Vi avrò già scordati. Quando il flusso dei miei pensieri sarà ormai irrecuperabile ed ogni mia frase sensata sarà per molti un ricordo sbiadito, avrò perso anche voi. 

Dimenticherò la vostra anima, poi il vostro corpo e infine i volti di voi, mie adorabili creature, si mescoleranno a quelli dei passanti e le vostre parole saranno confuse con i discorsi degli sconosciuti.

Se potessi portare con me il vostro ricordo, riempirei la mia valigia di ogni vostra espressione che non ho mai saputo dimenticare, ma gli uomini in camice candido che popolano questo edificio non fanno altro che ripetermi che quella valigia tenderà inevitabilmente a sciuparsi con il tempo, per cui non potrò fare a meno di perdere pezzi di voi lungo la strada. Ogni vostro familiare gesto diventerà per me il più sconosciuto di tutti, così come il timbro della vostra voce e il vostro distinguibile profumo. 

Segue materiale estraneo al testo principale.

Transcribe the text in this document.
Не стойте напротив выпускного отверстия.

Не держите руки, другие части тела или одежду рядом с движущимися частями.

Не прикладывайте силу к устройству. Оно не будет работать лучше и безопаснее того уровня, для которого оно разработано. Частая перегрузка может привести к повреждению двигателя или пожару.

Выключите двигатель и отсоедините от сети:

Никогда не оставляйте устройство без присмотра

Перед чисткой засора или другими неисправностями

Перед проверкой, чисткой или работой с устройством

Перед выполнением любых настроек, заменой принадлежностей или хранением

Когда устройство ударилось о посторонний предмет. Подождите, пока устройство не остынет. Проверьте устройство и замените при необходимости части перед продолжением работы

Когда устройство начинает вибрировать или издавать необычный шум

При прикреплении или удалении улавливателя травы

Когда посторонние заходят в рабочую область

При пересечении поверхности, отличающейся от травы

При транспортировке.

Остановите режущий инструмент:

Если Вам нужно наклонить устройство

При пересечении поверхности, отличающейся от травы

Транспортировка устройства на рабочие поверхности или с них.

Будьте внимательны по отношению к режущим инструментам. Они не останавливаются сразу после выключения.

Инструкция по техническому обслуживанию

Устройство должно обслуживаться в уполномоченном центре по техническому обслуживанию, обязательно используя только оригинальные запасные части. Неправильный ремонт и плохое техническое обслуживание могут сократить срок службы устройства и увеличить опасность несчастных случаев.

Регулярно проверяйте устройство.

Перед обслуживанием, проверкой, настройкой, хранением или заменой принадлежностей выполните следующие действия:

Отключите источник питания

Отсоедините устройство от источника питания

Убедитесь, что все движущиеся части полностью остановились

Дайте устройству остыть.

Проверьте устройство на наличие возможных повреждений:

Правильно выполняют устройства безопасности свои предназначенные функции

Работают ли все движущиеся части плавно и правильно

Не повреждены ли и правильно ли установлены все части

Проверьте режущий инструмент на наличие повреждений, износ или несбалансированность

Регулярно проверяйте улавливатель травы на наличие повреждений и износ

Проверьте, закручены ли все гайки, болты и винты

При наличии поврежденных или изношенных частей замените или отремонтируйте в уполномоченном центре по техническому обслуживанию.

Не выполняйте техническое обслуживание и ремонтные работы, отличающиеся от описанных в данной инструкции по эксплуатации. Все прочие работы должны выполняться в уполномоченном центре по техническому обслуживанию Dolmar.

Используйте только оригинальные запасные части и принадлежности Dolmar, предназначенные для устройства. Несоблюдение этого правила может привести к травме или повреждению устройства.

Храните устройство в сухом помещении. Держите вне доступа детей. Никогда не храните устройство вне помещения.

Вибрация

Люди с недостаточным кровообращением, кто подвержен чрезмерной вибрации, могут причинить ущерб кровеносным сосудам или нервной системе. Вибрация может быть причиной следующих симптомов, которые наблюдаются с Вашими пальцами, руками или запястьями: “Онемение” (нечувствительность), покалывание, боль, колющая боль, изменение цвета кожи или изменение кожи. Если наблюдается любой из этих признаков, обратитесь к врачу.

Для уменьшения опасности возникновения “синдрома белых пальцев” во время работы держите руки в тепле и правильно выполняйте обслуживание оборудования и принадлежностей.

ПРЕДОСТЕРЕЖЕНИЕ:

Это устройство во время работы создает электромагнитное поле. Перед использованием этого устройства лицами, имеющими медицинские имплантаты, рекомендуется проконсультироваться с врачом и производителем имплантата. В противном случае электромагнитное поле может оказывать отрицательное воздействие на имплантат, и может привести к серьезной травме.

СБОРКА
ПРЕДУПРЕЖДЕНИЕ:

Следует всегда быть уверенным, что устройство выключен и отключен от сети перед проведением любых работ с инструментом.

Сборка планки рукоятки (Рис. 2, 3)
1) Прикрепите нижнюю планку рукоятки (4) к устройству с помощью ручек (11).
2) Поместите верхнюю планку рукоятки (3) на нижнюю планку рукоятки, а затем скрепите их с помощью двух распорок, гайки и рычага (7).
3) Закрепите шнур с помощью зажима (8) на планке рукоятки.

Non vorrei farvi del male, ma non sarò a conoscenza di quanto la freddezza delle mie parole vi ferisca e forse dimenticherò pure cosa sia il dolore. Se pure riuscissi a cogliere un’accenno di sofferenza nel vostro sguardo, in pochi secondi l’avrò scordato, per quanto eterno quel dolore sarà per voi.   

Dimenticherò chi sono. Dimenticherò perché ogni giorno mi sveglio in questa stessa stanza pallida, perché mi sia proibito superare il cancello che disegna i limiti del triste giardino dove mi è concesso passeggiare per un paio di ore al giorno. Non capirò perché il giovedì la mia camera venga assalita da un gruppo di estranei che con presunzione afferma di conoscere il mio nome e mi racconterà di vecchie storie che tutti ricordano con affetto, tranne me. Non distinguerò i vostri passi quando vi avvicinerete e non soffrirò al momento della separazione, quando lascerete la mia stanza e abbandonerete i vostri artificiali sorrisi per versare qualche lacrima nella solitudine delle vostre auto. 

Perdonatemi se, contro ogni mia volontà, non vi porterò più nel mio cuore e vi prego di non fare lo stesso. Portatemi con voi anche quando incontrerete il mio sguardo indifferente e la vostra insistenza mi causerà turbamento. Vi ho insegnato la pazienza, la dedizione e il sacrificio. Se c’è una cosa che non ho dovuto insegnarvi quella era l’amore, perché voi ne eravate l’incarnazione. Per cui ora, miei dolci Amorini, vegliate su di me.